Playwright Jae Campbell talks about her show
Rhema: Words to Live By
Q: What inspired you to write this play?
Easter is one of the most important holidays and retold events in the Christian faith. Easter productions are often traditionally written and feature characters life Mary, Peter, and Judas. I wanted to create an abstract piece that moved away from the traditional. I wanted to used poetry and figurative language, which would appeal to a younger crowd, but could also lend itself to more expressive delivery of lines. Seeing each actor as a storyteller, the words tell the story, and the audience is drawn in first by their ears, then their eyes, because there are no specific characters.
Q: What's your favorite part or line in the play? Why?

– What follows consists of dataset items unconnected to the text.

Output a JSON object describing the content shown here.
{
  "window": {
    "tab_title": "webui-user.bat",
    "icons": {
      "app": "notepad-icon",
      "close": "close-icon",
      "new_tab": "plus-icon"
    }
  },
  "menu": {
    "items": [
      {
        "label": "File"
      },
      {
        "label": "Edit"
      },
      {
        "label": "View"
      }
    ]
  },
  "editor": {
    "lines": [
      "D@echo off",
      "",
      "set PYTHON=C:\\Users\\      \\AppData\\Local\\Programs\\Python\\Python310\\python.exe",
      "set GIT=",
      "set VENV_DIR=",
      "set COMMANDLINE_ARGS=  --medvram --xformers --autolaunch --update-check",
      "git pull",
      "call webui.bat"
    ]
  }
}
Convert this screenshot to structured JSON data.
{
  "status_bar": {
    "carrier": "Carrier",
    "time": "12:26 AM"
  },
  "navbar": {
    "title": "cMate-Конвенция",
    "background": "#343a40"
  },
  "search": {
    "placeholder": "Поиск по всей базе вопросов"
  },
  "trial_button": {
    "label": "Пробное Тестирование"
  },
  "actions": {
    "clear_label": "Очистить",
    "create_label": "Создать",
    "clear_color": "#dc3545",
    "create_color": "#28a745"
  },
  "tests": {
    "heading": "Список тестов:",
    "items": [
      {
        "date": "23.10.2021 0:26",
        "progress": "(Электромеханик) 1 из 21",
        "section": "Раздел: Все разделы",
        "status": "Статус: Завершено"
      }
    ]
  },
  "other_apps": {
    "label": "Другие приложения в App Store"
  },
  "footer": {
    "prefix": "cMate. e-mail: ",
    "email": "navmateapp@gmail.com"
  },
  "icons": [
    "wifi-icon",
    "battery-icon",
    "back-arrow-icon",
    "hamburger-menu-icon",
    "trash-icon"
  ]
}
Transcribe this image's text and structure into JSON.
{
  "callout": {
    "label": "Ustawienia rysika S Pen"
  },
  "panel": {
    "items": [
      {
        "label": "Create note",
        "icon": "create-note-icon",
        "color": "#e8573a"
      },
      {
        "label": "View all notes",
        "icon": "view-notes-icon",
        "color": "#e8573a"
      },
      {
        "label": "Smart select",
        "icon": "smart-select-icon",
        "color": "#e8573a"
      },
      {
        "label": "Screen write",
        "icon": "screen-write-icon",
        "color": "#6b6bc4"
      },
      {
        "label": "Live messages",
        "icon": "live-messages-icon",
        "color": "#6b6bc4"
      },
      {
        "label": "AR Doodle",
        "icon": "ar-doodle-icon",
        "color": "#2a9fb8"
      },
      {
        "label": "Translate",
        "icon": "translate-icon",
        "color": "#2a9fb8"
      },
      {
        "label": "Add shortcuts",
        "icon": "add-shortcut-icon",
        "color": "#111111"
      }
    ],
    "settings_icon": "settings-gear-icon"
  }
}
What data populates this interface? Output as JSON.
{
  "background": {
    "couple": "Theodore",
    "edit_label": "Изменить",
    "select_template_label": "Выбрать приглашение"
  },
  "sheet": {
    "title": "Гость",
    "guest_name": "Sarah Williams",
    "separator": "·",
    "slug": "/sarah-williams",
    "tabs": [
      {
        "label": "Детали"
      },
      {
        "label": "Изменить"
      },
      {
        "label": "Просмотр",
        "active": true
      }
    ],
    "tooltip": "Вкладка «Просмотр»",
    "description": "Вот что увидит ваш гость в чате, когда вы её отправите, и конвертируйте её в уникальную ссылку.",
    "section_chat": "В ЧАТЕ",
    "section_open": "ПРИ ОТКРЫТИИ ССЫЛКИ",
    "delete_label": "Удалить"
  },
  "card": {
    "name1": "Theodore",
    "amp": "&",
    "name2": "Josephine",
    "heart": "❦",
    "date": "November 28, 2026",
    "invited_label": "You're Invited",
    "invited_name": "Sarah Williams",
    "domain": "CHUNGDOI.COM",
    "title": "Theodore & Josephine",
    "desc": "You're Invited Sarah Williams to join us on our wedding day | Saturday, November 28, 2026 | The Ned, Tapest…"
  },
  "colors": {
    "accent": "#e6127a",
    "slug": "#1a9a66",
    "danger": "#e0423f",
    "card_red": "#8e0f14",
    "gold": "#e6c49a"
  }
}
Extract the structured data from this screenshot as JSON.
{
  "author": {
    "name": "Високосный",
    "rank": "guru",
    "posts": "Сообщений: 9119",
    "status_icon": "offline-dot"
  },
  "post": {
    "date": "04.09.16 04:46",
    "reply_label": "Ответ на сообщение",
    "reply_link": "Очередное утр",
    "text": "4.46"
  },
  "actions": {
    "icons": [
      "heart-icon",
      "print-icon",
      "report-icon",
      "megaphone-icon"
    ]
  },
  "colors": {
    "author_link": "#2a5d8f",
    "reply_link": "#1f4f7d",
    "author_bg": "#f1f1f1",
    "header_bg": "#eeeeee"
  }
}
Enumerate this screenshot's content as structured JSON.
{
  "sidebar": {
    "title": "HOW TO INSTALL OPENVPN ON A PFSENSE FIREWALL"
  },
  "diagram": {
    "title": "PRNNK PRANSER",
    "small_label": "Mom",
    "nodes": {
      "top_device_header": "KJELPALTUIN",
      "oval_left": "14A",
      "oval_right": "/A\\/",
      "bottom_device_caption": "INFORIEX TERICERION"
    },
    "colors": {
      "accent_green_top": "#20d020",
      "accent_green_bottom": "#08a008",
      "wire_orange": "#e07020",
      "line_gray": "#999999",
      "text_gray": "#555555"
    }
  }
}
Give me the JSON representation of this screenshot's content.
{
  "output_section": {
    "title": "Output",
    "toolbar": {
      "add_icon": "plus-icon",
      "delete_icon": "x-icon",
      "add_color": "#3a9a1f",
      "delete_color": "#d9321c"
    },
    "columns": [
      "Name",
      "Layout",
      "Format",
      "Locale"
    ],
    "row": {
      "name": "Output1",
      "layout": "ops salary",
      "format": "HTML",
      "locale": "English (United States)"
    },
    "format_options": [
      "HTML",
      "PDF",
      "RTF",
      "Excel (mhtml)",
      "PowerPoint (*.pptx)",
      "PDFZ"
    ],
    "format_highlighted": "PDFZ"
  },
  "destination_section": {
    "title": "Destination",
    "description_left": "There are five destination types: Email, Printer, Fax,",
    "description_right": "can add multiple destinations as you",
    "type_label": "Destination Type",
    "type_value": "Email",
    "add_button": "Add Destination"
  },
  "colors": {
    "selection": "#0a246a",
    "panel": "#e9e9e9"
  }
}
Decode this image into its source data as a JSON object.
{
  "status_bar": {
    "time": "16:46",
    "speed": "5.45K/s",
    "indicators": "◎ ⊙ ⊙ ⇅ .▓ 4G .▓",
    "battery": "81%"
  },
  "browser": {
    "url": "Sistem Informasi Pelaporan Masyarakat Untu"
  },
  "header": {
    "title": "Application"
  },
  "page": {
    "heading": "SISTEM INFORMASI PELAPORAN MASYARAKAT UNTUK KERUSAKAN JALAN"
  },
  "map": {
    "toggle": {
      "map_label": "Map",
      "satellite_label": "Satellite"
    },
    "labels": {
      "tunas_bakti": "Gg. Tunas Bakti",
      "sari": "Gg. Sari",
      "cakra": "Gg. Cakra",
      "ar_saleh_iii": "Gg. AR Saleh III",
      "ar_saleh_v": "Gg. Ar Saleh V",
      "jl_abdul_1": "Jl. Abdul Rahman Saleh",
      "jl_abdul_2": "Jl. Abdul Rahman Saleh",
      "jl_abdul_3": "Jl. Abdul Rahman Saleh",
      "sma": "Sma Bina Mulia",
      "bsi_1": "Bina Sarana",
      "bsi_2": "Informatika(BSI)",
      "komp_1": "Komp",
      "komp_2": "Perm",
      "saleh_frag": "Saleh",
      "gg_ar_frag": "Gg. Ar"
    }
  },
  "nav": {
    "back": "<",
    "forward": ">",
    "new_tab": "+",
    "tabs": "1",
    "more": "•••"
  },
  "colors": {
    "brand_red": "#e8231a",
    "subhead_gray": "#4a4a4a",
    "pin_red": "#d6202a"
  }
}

My favorite part of the play is when the storytellers being:
Rumors and lies
Whispers and cries
This portion of the play verbally illustrates the societal decline of Jesus. He was first arrested and then accused by religious leaders and scholars. The rumors and lies about him spread among followers to political officials. He was beaten, bruised and humiliated in public all before dying, and after his death, people whispered about who he was or cried because they had some revelation of who he was. This portion of the play and the monologues surrounding it allows for as much physical imagery as the director and cast would like to add.
Q: Where did the characters come from? Are they based on people you know?
All the characters are biblically inspired. In any situation revolving around a martyr there are multiple opinions, viewpoints, expressions, questions, and reasonings. I wanted to capture a variety of positions and expressions of the same account, without drawing attention to any one main character. This is why most characters don't have a name but are refered to as narrator, storyteller, or ensemble.
Q: What did you try to achieve with this play?
The goal was to write a play that would stimulate the ears and eyes of the audience by capturing the words of Jesus, his followers, and his adversaries. The written word becomes the spoken word, or Rhema in this production. I wanted the audience to not just hear, but listen to what was said, and discover what message was really being conveyed by each character.
Q: Do you have anything else you'd like to add?
I want to thank God for gifting me to be a visual writer, in that I see each scene and the dialogue between the characters playing out in my minds eye before I write the script. I attribute this skill to the foundation of my success as a playwright and director.